Baca Juga: ICW Kritik Rencana KPK Ubah Prosedur Penetapan Status Tersangka Korupsi

Lebih dari itu, Kurnia mengatakan ada upaya penghapusan PP Nomor 99 tahun 2012 tentang Syarat dan Tata Cara Pelaksanaan Hak Warga Binaan Pemasyarakatan.

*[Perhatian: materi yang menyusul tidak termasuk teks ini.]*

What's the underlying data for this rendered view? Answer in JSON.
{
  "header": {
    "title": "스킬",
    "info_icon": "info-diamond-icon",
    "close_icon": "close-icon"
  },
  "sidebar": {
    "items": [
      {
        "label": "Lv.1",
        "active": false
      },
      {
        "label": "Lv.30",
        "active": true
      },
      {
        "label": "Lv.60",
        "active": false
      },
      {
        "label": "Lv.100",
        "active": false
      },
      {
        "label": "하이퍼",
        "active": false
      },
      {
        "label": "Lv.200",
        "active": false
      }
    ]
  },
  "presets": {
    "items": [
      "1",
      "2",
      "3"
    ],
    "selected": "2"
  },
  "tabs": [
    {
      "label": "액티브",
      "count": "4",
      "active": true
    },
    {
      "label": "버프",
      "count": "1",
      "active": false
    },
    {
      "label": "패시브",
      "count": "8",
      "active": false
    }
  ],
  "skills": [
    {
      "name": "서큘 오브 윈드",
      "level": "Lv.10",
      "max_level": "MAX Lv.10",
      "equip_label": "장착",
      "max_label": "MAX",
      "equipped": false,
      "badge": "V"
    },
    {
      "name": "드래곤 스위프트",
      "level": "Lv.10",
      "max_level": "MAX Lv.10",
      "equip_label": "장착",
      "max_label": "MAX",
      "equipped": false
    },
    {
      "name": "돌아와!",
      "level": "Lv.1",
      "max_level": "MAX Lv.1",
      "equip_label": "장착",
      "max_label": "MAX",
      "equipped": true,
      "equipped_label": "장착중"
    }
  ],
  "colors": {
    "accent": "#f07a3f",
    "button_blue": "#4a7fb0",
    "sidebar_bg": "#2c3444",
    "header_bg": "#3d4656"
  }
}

Diketahui dalam PP tersebut juga diatur mengenai narapidana tindak pidana khsusua, yakni korupsi, terorisme dan narkotika.

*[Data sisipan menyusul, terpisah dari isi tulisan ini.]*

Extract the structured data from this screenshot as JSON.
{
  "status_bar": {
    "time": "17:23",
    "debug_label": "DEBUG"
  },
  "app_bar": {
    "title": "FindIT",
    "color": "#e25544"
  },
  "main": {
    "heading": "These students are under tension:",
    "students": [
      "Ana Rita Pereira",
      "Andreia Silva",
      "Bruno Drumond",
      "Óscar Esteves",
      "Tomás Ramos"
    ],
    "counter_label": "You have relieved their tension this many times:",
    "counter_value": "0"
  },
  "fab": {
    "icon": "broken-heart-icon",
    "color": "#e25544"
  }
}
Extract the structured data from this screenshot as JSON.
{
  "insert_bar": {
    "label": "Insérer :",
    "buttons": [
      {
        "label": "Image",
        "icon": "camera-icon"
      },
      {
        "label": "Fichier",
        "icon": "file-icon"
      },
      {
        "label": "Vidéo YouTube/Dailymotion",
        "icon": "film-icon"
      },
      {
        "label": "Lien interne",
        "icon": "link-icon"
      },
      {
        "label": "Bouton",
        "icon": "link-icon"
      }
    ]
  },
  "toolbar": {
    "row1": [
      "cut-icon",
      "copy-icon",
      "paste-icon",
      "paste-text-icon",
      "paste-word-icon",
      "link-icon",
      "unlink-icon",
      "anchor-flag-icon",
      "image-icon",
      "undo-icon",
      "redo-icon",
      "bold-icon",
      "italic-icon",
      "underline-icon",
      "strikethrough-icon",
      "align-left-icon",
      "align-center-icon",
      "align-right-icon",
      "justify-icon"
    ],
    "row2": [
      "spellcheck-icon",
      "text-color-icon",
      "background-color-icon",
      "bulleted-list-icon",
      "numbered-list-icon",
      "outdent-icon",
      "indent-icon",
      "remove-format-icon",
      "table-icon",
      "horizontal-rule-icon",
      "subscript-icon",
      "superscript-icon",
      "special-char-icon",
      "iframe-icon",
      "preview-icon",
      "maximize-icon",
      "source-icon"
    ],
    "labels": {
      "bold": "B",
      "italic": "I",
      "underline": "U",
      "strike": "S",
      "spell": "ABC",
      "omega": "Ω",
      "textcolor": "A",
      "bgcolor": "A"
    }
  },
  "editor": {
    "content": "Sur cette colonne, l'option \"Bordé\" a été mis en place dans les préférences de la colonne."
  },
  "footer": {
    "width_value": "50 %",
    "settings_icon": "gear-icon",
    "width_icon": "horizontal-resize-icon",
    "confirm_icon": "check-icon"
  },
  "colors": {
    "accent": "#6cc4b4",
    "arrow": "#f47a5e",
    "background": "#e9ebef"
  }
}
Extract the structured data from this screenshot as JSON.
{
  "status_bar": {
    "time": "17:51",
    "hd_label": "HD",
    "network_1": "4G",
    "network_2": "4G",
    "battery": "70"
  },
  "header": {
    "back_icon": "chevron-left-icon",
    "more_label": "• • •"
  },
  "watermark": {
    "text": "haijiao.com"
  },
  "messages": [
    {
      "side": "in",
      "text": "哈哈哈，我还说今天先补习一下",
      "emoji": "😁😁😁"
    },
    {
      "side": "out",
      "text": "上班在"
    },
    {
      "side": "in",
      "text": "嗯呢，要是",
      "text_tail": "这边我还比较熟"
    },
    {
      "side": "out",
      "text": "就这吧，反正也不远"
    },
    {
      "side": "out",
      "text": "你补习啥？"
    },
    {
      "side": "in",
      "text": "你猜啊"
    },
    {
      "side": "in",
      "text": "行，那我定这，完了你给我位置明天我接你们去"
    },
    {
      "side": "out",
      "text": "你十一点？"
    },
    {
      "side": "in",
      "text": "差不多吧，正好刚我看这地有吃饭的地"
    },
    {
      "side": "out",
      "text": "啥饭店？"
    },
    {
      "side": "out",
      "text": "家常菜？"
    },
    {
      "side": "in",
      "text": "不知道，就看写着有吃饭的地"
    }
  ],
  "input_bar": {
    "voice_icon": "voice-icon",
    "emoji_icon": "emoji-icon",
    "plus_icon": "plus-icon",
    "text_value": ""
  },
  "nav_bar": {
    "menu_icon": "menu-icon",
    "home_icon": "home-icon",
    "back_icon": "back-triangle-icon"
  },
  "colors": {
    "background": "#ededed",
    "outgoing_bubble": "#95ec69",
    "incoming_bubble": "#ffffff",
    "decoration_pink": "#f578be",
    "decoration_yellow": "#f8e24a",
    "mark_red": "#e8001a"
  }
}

"RUU Pemasyarakatan ini pun serupa sebenarnya dengan kebijakan dari Menkumham yang mana RUU PAS salah satu poin krusialnya detailnya PP Nomor 99 tahun 2012 ini mau dihapuskan," kata Kurnia.

Pendapat senada juga disampaikan oleh mantan komisioner KPK, Laode M Syarief dalam paparannya pada diskusi yang sama.

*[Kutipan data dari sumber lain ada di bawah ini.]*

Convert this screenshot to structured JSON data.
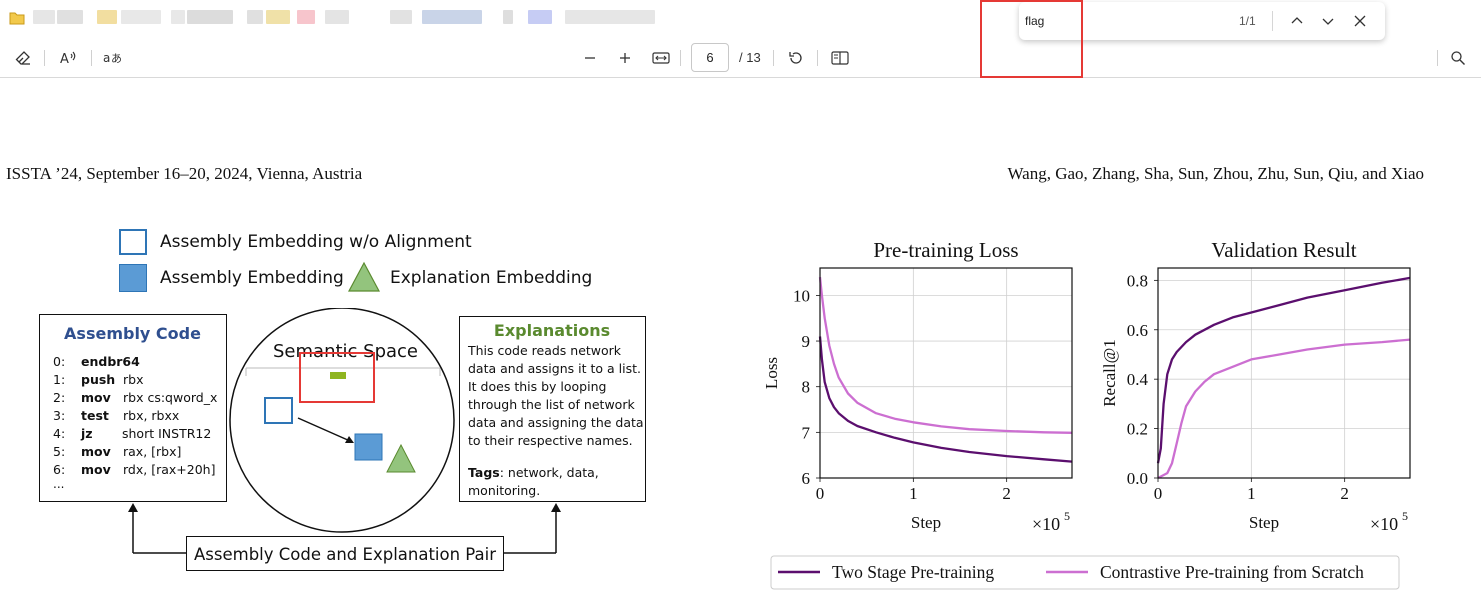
{
  "browser": {
    "tab_colors": [
      "#e6e6e6",
      "#e0e0e0",
      "#f2dea0",
      "#e8e8e8",
      "#e8e8e8",
      "#dcdcdc",
      "#e0e0e0",
      "#f0e1a8",
      "#f7c5cc",
      "#e4e4e4",
      "#e2e2e2",
      "#c9d4e8",
      "#dedede",
      "#c6ccf4",
      "#e6e6e6"
    ],
    "folder_color": "#f2c94c"
  },
  "toolbar": {
    "icons": [
      "eraser-icon",
      "read-aloud-icon",
      "translate-icon",
      "zoom-out-icon",
      "zoom-in-icon",
      "fit-width-icon",
      "rotate-icon",
      "two-page-icon",
      "search-icon"
    ],
    "page_current": "6",
    "page_total": "/ 13"
  },
  "findbar": {
    "query": "flag",
    "count": "1/1"
  },
  "document": {
    "header_left": "ISSTA ’24, September 16–20, 2024, Vienna, Austria",
    "header_right": "Wang, Gao, Zhang, Sha, Sun, Zhou, Zhu, Sun, Qiu, and Xiao"
  },
  "figure_left": {
    "legend": {
      "item1": "Assembly Embedding w/o Alignment",
      "item2": "Assembly Embedding",
      "item3": "Explanation Embedding"
    },
    "code_box": {
      "title": "Assembly Code",
      "lines": [
        {
          "n": "0:",
          "op": "endbr64",
          "args": ""
        },
        {
          "n": "1:",
          "op": "push",
          "args": "rbx"
        },
        {
          "n": "2:",
          "op": "mov",
          "args": "rbx  cs:qword_x"
        },
        {
          "n": "3:",
          "op": "test",
          "args": "rbx, rbxx"
        },
        {
          "n": "4:",
          "op": "jz",
          "args": "short INSTR12"
        },
        {
          "n": "5:",
          "op": "mov",
          "args": "rax, [rbx]"
        },
        {
          "n": "6:",
          "op": "mov",
          "args": "rdx, [rax+20h]"
        }
      ],
      "ellipsis": "..."
    },
    "semantic_space_label": "Semantic Space",
    "explanations": {
      "title": "Explanations",
      "lines": [
        "This code reads network",
        "data and assigns it to a list.",
        "It does this by looping",
        "through the list of network",
        "data and assigning the data",
        "to their respective names."
      ],
      "tags_label": "Tags",
      "tags_value": ": network, data,",
      "tags_value2": "monitoring."
    },
    "pair_label": "Assembly Code and Explanation Pair",
    "colors": {
      "code_title": "#2f4f8f",
      "explain_title": "#5a8a2f",
      "square_blue": "#5b9bd5",
      "square_border": "#2e75b6",
      "triangle": "#93c47d",
      "highlight": "#e53935",
      "green_mark": "#8fb520"
    }
  },
  "chart_data": [
    {
      "type": "line",
      "title": "Pre-training Loss",
      "xlabel": "Step",
      "ylabel": "Loss",
      "x_multiplier": "×10",
      "x_exponent": "5",
      "xlim": [
        0,
        2.7
      ],
      "ylim": [
        6,
        10.6
      ],
      "xticks": [
        "0",
        "1",
        "2"
      ],
      "yticks": [
        "6",
        "7",
        "8",
        "9",
        "10"
      ],
      "grid": true,
      "series": [
        {
          "name": "Two Stage Pre-training",
          "color": "#5b0f6e",
          "x": [
            0,
            0.02,
            0.05,
            0.1,
            0.15,
            0.2,
            0.3,
            0.4,
            0.6,
            0.8,
            1.0,
            1.3,
            1.6,
            2.0,
            2.4,
            2.7
          ],
          "y": [
            9.1,
            8.6,
            8.1,
            7.75,
            7.55,
            7.42,
            7.25,
            7.14,
            7.0,
            6.88,
            6.78,
            6.66,
            6.57,
            6.48,
            6.41,
            6.36
          ]
        },
        {
          "name": "Contrastive Pre-training from Scratch",
          "color": "#cc6fd1",
          "x": [
            0,
            0.02,
            0.05,
            0.1,
            0.15,
            0.2,
            0.3,
            0.4,
            0.6,
            0.8,
            1.0,
            1.3,
            1.6,
            2.0,
            2.4,
            2.7
          ],
          "y": [
            10.4,
            10.0,
            9.5,
            8.9,
            8.5,
            8.2,
            7.85,
            7.65,
            7.42,
            7.3,
            7.22,
            7.13,
            7.07,
            7.03,
            7.0,
            6.99
          ]
        }
      ]
    },
    {
      "type": "line",
      "title": "Validation Result",
      "xlabel": "Step",
      "ylabel": "Recall@1",
      "x_multiplier": "×10",
      "x_exponent": "5",
      "xlim": [
        0,
        2.7
      ],
      "ylim": [
        0,
        0.85
      ],
      "xticks": [
        "0",
        "1",
        "2"
      ],
      "yticks": [
        "0.0",
        "0.2",
        "0.4",
        "0.6",
        "0.8"
      ],
      "grid": true,
      "series": [
        {
          "name": "Two Stage Pre-training",
          "color": "#5b0f6e",
          "x": [
            0,
            0.03,
            0.06,
            0.1,
            0.15,
            0.2,
            0.3,
            0.4,
            0.6,
            0.8,
            1.0,
            1.3,
            1.6,
            2.0,
            2.4,
            2.7
          ],
          "y": [
            0.06,
            0.12,
            0.3,
            0.42,
            0.48,
            0.51,
            0.55,
            0.58,
            0.62,
            0.65,
            0.67,
            0.7,
            0.73,
            0.76,
            0.79,
            0.81
          ]
        },
        {
          "name": "Contrastive Pre-training from Scratch",
          "color": "#cc6fd1",
          "x": [
            0,
            0.1,
            0.15,
            0.2,
            0.25,
            0.3,
            0.4,
            0.5,
            0.6,
            0.8,
            1.0,
            1.3,
            1.6,
            2.0,
            2.4,
            2.7
          ],
          "y": [
            0.0,
            0.02,
            0.06,
            0.14,
            0.22,
            0.29,
            0.35,
            0.39,
            0.42,
            0.45,
            0.48,
            0.5,
            0.52,
            0.54,
            0.55,
            0.56
          ]
        }
      ]
    }
  ],
  "chart_legend": [
    "Two Stage Pre-training",
    "Contrastive Pre-training from Scratch"
  ]
}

"Jadi saya pikir inti dari isi RUU itu adalah mau menggolkan ini karena revisi RUU ini juga akan secara otomatis meniadakan Peraturan Pemerintah Nomor 99 Tahun 2012 yang dengan susah payah dibikin di zamannya Pak Denny Indrayana," ujar Laode.

DPR Carry Over RUU PAS dan RKUHP

Baca Juga: Dari Harun Masiku hingga Samin Tan, ICW Ragu 5 Buronan KPK Bisa Ditangkap

Untuk diketahui, Dewan Perwakilan Rakyat memutuskan untuk melanjutkan RUU Cary Over yang pembahasannya sempat tertunda akibat pergantian periode anggota DPR. Kekinian dua RUU, KUHP dan Permasyarakatan (PAS) dikembalikan pembahasannya kepada Komisi III.

Wakil Ketua DPR Azis Syamsudin bahkan menyebut kedua RUU tersebut hanya tinggal menunggu waktu untuk disahkan dalam rapat paripurna pada pekan depan.

"Selanjutnya persetujuan terhadap tindak lanjut pembahasan RUU Pemasyarakatan dan RKUHP kami telah menerima dan berkoordinasi dengan pimpinan Komisi III dan kami menunggu tindak lanjut dari pimpinan Komisi III yang meminta waktu satu pekan dalam rangka pengesahan untuk dibawa ke tingkat 2. Karena pembentukkan undang-undang dan Tatib ASN dan MK telah kami sepakati dan setujui siang hari ini," ujar Azis dalam rapat paripurna, Kamis (2/4/2020).

Menanggapi hal tersebut, Ketua Komisi III Herman Hery membenarkan jika pembahasan RUU KUHP dan RUU Permasyarakatan memang sudah menjadi keputusan lama untuk dibahas di Komisi III. Namun, karena terkendala akibat pandemi Covid-19, pembahasan tertunda.

Herman mengatakan, sejauh ini Komisi III baeu berbicara mengenai pembahasan pasal-pasal krusial yang harus didiskusikan lebih lanjut. Ia membantah pernyataan Azis bahwa dua RUU tersebut segera disahkan pekan depan.

"Kami di Komisi III hanya meminta persetujuan kepada pimpinan DPR untuk dimulainya pembahasan kedua RUU tersebut berdasarkan hasil raker kami dengan Menkumham, bukan untuk mengambil keputusan tingkat 2. Jadi tidak mungkin selesai dalam waktu seminggu. Mungkin Pak Azis salah dalam menyampaikannya," kata Herman kepada wartawan.